Applying sunscreen to a squirmy toddler can be annoying – and so is listening to them complain about the slimy, greasy texture. That’s why some parents consider powder sunscreens, which are mineral-based products containing zinc oxide and titanium dioxide.
“Powder sunscreens are easier to use and kids don’t complain, which are positives,” says Adena Rosenblatt, M.D., Ph.D, a pediatric dermatologist at The University of Chicago Comer Children’s Hospital. But powder sunscreens also have some disadvantages, like the potential for uneven coverage and inhalation of the powder. Here, we’ve broken down the basics of powder sunscreen, so you can decide whether it’s safe for your kids.
Most powder sunscreens are made with zinc oxide and titanium dioxide. These natural mineral-based ingredients form a protective barrier against the sun’s harsh rays. They're non-toxic, non-irritating, and less likely to trigger reactions like contact dermatitis. In fact, Dr. Rosenblatt suggests looking for these active ingredients in all types of sunscreen, including creams and sprays.
Most powder sunscreens have a broad spectrum SPF of 25 to 50. Kids should use sunscreen of SPF 30 or higher, says Dr.

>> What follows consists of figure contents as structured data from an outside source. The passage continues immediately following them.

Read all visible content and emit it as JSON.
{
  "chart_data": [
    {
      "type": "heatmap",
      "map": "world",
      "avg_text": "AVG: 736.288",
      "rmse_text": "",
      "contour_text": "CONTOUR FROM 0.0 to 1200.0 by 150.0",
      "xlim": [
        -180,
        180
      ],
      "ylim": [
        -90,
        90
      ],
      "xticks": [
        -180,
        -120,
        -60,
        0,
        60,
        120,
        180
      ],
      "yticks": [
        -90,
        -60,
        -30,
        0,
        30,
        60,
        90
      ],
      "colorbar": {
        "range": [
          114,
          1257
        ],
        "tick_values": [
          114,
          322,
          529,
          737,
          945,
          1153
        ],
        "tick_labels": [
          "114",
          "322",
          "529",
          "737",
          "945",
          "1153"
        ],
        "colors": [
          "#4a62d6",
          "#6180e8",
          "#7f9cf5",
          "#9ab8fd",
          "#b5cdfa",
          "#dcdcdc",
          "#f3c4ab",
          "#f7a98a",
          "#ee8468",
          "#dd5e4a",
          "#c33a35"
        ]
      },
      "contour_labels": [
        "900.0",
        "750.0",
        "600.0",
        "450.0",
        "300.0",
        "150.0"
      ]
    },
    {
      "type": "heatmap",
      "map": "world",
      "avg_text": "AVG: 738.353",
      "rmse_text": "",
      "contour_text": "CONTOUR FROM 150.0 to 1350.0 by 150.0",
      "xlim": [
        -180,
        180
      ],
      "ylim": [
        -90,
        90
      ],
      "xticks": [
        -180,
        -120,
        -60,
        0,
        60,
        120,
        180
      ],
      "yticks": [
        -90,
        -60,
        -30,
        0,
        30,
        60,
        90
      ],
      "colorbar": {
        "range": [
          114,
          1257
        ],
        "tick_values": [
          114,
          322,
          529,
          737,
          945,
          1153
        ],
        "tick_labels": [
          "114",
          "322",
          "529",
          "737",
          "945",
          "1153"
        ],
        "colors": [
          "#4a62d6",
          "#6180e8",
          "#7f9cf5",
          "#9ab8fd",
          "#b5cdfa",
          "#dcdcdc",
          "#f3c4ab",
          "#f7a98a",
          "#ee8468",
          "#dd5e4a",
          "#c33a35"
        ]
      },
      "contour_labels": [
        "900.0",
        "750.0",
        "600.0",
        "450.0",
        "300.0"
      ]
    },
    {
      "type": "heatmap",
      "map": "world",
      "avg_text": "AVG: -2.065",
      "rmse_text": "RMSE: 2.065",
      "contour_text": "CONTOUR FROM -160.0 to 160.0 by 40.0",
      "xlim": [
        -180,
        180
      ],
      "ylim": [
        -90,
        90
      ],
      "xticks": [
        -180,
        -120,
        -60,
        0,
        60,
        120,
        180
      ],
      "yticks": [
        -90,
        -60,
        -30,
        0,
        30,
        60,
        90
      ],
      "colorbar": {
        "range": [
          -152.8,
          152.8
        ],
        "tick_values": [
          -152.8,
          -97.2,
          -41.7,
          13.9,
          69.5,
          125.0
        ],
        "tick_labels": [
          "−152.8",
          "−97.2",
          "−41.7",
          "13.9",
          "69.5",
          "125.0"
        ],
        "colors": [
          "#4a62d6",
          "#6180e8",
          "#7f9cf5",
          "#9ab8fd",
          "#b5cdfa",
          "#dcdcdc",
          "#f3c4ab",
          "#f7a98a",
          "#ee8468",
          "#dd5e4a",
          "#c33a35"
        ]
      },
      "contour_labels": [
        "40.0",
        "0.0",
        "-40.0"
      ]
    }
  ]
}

Rosenblatt. Keep in mind that infants younger than 6 months should be kept out of the sun as much as possible.
To use powder sunscreen, distribute product onto the brush and rub into skin (see manufacturer instructions for details). The powder forms a protective barrier to block UV rays from the body.
Apply powdered sunscreen 15 minutes before sun exposure, and re-apply at least every two hours or after your child has been in the water. Many brands recommend two liberal coats during each application.
Powder sunscreen is portable and easy to use – and kids probably won’t complain about the dry texture, says Dr. Rosenblatt. But as of 2013, the U.S. Food and Drug Administration (FDA) “has not authorized the marketing of nonprescription sunscreen products” in the form of powder, according to the FDA website.
That’s partly because powder sunscreen is often applied ineffectively. You need a thick, even amount of powder to ward off the sun’s damaging rays. Most parents put too little on the skin. Plus, since powders blend into the body, it’s hard to tell if you’ve done an adequate job with coverage.
Leaving skin unprotected can lead to sunburn, which increases the risk of skin cancer in the future. Sunburn is especially harmful for babies, since their inability to regulate body temperature may lead to dehydration and heat stroke.
Another concern with powdered sunscreen: kids could potentially inhale the substance during application, says Debra M. Langlois, M.D., an assistant professor of pediatrics at the University of Michigan. Titanium dioxide and zinc oxide aren’t harmful when applied to skin, but breathing them in may have negative effects. There isn’t currently a lot of research so it’s better to be safe than sorry.
FINAL VERDICT: Don't rely solely on powder sunscreen. Instead, parents could put powder sunscreen over a cream, spray, or stick sunscreen for increased defense against UV rays. The only exception: if you want to avoid getting greasy cream in your hair. “I think one location that could potentially be more helpful than a cream is along the part of the hairline – although the best option is still a hat,” explains Dr. Rosenblatt.